Re-writing the T[i][j] = (T[i][j-1] + T[i-1][j]) back to equivalent mathematical result:
C(i + j - 1, i - 1) = C(i + j - 2, i - 1) + C(i + j - 2, i - 2), which is correct according to the identity.
The program will fill the array row by row:
The row K = 0 is already initialized to 0, using the fact that static array is initialized to 0.
It fills the row K = 1 with 1 (there is only 1 way to divide N into 1 portion).
For the rest of the rows, it sets the case N = 0 to 1 (there is only 1 way to divide 0 into K parts - all parts are 0).
Then the rest are filled with the expression T[i][j] = (T[i][j-1] + T[i-1][j]), which will refer to the previous row, and the previous element of the same row, both of which has been filled up in earlier iterations.
Let C(x, y) to be the result of x choose y, then the value of T[i][j] equals: C(i - 1 + j, j).

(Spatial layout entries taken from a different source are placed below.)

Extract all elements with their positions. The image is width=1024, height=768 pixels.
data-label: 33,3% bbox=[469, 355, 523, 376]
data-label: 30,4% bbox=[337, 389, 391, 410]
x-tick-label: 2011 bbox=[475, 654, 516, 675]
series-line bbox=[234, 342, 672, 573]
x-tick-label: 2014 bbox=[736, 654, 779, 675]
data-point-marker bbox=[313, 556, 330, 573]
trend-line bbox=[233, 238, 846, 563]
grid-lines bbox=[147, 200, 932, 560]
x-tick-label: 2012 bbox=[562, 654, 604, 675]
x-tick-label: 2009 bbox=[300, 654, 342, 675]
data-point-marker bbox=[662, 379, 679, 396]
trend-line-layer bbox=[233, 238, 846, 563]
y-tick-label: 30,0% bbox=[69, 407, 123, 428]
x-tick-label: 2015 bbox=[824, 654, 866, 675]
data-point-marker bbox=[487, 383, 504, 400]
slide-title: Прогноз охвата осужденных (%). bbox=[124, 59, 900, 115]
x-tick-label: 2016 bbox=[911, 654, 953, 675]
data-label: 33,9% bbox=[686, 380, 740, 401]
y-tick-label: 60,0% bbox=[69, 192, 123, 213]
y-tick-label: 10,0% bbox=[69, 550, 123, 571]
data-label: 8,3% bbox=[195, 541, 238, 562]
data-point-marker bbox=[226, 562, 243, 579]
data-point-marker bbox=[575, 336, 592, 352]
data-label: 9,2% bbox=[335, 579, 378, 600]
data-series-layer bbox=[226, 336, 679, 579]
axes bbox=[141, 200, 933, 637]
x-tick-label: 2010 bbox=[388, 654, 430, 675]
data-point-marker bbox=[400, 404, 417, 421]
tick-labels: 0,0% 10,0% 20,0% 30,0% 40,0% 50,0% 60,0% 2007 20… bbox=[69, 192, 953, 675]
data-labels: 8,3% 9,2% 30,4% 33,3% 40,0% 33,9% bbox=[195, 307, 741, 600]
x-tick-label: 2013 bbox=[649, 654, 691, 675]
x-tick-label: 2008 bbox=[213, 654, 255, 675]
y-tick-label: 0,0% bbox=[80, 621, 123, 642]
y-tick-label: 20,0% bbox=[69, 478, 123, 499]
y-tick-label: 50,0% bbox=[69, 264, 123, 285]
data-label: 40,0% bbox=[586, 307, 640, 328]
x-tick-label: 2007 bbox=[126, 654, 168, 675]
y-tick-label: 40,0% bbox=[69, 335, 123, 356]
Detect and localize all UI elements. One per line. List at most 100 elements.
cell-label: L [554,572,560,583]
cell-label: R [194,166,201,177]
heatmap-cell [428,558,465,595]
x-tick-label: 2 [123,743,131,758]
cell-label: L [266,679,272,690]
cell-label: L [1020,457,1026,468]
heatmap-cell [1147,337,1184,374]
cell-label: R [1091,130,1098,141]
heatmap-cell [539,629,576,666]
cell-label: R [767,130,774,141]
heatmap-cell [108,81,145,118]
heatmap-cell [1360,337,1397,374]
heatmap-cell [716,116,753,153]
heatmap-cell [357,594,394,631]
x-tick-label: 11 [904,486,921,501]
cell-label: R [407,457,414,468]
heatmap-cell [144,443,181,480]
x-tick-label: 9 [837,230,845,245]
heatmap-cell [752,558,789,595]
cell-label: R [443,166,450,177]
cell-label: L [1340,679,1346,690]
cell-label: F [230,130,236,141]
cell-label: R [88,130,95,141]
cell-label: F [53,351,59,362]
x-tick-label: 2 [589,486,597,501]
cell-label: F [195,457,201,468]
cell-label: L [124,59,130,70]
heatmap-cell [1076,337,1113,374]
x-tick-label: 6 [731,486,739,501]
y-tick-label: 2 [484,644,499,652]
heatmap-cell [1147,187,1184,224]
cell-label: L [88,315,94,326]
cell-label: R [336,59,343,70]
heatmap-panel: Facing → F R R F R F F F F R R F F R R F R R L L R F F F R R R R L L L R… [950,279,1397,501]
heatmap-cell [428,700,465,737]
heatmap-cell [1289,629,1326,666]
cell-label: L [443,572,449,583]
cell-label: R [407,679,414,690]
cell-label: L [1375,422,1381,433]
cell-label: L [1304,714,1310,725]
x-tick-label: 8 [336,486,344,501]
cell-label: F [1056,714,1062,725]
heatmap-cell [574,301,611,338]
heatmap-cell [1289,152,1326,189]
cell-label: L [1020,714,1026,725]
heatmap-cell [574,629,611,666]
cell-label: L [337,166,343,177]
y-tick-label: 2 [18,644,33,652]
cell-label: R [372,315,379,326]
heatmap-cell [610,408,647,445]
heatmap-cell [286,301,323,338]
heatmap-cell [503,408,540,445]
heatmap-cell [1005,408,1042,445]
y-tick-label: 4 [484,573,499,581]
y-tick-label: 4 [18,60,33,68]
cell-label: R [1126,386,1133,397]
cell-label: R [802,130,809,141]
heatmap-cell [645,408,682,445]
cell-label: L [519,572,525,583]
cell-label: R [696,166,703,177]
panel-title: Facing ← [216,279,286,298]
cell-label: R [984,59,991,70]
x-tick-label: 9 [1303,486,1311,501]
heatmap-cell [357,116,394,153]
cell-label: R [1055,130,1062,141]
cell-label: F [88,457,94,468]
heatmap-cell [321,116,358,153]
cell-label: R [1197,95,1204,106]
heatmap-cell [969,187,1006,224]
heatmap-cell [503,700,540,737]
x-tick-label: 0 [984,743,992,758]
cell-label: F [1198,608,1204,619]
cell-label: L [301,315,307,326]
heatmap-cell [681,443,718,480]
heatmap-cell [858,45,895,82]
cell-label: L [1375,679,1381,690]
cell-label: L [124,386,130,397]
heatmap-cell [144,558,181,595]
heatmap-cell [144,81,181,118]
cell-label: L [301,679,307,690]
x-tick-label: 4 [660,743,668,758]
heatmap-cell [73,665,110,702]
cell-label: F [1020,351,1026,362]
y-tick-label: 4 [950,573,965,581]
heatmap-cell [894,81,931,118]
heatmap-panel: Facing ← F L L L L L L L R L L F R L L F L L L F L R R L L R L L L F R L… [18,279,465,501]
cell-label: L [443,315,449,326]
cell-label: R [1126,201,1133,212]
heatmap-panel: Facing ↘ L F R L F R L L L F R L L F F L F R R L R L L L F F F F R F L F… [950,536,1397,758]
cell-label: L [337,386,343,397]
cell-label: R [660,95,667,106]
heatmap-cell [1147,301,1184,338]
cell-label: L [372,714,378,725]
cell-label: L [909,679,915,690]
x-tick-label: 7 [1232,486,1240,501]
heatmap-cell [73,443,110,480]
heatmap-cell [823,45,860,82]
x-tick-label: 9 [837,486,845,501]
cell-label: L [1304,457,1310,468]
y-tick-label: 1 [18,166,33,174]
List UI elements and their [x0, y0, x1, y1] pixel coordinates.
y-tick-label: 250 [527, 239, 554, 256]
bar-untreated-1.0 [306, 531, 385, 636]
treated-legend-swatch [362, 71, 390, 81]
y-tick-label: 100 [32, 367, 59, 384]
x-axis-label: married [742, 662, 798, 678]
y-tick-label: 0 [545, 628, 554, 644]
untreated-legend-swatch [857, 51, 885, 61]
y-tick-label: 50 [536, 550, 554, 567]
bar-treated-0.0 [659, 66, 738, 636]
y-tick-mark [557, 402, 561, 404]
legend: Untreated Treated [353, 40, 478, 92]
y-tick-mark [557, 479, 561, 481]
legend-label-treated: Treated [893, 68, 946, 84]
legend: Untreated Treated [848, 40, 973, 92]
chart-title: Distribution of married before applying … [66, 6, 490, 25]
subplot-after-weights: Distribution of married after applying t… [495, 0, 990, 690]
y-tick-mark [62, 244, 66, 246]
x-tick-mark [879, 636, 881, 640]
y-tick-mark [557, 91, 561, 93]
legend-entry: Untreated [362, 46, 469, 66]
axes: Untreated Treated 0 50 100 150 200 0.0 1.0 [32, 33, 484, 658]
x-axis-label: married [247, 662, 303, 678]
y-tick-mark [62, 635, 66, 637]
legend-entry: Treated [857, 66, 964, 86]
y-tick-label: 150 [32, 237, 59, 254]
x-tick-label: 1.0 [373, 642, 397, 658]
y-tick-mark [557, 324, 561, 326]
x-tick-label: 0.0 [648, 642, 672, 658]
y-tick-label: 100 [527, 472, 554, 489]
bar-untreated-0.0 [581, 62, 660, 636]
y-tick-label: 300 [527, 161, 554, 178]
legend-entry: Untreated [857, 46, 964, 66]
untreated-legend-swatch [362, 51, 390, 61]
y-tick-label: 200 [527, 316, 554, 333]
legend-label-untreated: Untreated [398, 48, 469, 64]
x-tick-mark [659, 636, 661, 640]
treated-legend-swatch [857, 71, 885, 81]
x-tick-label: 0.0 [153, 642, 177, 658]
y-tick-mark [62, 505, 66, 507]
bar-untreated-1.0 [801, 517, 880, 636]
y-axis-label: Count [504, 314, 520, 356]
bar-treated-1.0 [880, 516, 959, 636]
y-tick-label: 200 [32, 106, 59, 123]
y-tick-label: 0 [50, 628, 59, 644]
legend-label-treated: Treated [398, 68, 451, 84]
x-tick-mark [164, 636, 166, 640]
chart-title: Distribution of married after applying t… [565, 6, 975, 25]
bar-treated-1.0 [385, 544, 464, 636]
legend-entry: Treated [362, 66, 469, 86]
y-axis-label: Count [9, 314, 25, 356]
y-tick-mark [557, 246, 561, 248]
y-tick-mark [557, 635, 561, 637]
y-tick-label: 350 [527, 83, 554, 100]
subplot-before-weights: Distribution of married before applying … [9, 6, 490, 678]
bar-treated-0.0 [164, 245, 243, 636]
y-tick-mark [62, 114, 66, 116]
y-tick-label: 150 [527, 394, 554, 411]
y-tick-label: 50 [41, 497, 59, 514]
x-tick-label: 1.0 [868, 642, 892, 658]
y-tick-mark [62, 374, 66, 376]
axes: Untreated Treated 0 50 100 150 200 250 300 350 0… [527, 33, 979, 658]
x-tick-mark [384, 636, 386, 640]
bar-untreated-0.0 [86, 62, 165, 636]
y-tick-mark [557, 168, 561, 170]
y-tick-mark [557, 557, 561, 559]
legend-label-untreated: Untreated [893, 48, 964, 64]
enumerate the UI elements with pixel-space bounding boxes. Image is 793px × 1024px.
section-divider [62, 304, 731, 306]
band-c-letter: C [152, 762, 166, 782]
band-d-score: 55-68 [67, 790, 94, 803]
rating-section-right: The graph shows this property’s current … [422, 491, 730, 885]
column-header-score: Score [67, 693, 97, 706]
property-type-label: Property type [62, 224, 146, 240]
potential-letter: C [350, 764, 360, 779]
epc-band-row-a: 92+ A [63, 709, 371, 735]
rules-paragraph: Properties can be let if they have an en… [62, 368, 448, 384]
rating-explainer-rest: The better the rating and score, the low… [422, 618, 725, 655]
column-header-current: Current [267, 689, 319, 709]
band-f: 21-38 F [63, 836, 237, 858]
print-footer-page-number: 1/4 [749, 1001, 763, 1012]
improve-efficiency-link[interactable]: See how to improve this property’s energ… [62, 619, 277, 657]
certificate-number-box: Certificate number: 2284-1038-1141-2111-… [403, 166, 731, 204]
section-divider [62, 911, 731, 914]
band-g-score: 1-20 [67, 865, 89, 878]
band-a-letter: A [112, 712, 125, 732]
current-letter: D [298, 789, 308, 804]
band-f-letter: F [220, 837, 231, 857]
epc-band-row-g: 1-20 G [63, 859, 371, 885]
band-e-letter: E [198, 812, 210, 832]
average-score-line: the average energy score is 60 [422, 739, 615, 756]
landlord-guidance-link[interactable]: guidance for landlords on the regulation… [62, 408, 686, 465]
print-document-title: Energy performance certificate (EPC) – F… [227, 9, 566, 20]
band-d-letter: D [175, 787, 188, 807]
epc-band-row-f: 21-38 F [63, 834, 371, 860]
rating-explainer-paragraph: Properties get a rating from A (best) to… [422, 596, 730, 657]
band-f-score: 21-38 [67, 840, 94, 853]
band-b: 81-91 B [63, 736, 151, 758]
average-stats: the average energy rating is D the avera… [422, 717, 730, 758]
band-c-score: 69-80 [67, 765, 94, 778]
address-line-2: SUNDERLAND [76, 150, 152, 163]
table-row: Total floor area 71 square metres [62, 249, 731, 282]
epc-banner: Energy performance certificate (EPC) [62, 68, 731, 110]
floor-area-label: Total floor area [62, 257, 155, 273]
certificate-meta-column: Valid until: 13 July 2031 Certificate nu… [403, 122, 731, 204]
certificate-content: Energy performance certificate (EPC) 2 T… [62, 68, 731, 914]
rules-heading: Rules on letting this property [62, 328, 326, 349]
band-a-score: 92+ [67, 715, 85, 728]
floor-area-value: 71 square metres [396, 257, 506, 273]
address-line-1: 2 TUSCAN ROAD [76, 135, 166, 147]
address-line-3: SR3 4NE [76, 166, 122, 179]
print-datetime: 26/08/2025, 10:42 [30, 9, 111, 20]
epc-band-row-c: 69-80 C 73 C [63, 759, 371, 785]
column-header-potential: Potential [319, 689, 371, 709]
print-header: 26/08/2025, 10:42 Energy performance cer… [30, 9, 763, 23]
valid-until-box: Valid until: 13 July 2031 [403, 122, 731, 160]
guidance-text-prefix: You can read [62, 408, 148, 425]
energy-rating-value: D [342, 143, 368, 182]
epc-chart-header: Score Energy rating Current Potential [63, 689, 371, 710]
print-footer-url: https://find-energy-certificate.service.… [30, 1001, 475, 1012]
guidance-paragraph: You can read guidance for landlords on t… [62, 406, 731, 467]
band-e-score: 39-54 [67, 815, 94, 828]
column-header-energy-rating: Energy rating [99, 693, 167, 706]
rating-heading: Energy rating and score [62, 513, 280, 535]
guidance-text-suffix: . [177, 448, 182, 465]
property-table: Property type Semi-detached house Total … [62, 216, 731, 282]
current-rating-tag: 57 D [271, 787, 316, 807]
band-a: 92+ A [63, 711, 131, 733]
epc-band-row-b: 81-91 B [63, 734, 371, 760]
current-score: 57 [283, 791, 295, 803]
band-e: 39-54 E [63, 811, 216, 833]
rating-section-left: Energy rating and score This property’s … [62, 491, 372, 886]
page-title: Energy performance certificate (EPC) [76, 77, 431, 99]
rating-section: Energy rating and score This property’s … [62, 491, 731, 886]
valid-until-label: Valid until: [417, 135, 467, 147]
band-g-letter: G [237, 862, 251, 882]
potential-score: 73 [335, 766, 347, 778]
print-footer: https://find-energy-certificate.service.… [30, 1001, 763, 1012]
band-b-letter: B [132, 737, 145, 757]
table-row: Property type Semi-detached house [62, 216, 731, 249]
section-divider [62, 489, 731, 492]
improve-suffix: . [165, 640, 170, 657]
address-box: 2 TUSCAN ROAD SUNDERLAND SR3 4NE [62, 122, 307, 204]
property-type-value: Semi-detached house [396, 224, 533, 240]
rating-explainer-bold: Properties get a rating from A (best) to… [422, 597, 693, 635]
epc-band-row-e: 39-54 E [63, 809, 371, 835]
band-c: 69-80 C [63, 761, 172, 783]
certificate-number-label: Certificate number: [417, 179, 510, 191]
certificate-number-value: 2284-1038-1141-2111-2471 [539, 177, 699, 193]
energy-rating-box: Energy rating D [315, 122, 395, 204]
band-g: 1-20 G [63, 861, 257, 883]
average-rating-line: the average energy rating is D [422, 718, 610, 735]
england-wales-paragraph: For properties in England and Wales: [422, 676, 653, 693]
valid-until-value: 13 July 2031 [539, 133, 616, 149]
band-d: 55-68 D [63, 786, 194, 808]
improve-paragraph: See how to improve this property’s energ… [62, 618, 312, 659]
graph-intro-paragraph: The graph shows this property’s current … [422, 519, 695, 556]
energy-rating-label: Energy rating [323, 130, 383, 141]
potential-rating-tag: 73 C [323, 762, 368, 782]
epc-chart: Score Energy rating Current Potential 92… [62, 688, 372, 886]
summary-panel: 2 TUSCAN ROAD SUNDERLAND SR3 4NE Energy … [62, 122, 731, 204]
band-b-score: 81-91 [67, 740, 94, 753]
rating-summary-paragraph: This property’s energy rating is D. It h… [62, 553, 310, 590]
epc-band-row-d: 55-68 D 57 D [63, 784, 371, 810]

You can proove this by induction.
Base cases:
T[1][j] = C(1 - 1 + j, j) = C(j, j) = 1
T[i][0] = C(i - 1, 0) = 1
For the induction step, use the formula (for 0<=y<=x):
C(x,y) = C(x - 1, y - 1) + C(x - 1, y)
Therefore:
C(i - 1 + j, j) = C(i-1+j - 1, j - 1) + C(i-1+j - 1, j) = C(i-1+(j-1), (j-1)) + C((i-1)-1+j, j)
Or in other words:
T[i][j] = T[i,j-1] + T[i-1,j]
Now, as nhahtdh mentioned before, the value you are looking for is C(N + K - 1, K - 1)
which equals:
T[N+1][K-1] = C(N+1-1+K-1, K-1)
(modulo 1000000)
This is a famous problem - you can check solution here
How many ways to drop N identical balls to K boxes.
The following algorithm is a dynamic-programming solution to your problem:
Define D[i,j] to be the number of ways i numbers less than j, can sum up to j.
0 <= i < = N
1 <= j <= K
Where D[j,1] = 1 for every j.
And where j > 1 you get:
D[i,j] = D[i,j-1] + D[i-1,j-1] +...+ D[0,j-1]
The problem is known as "the integer partition problem". Basically there exists a recursive computation of the k-partition of n, but your solution is just the dynamic programming version of it (non-recursive and computing bottom-up for short).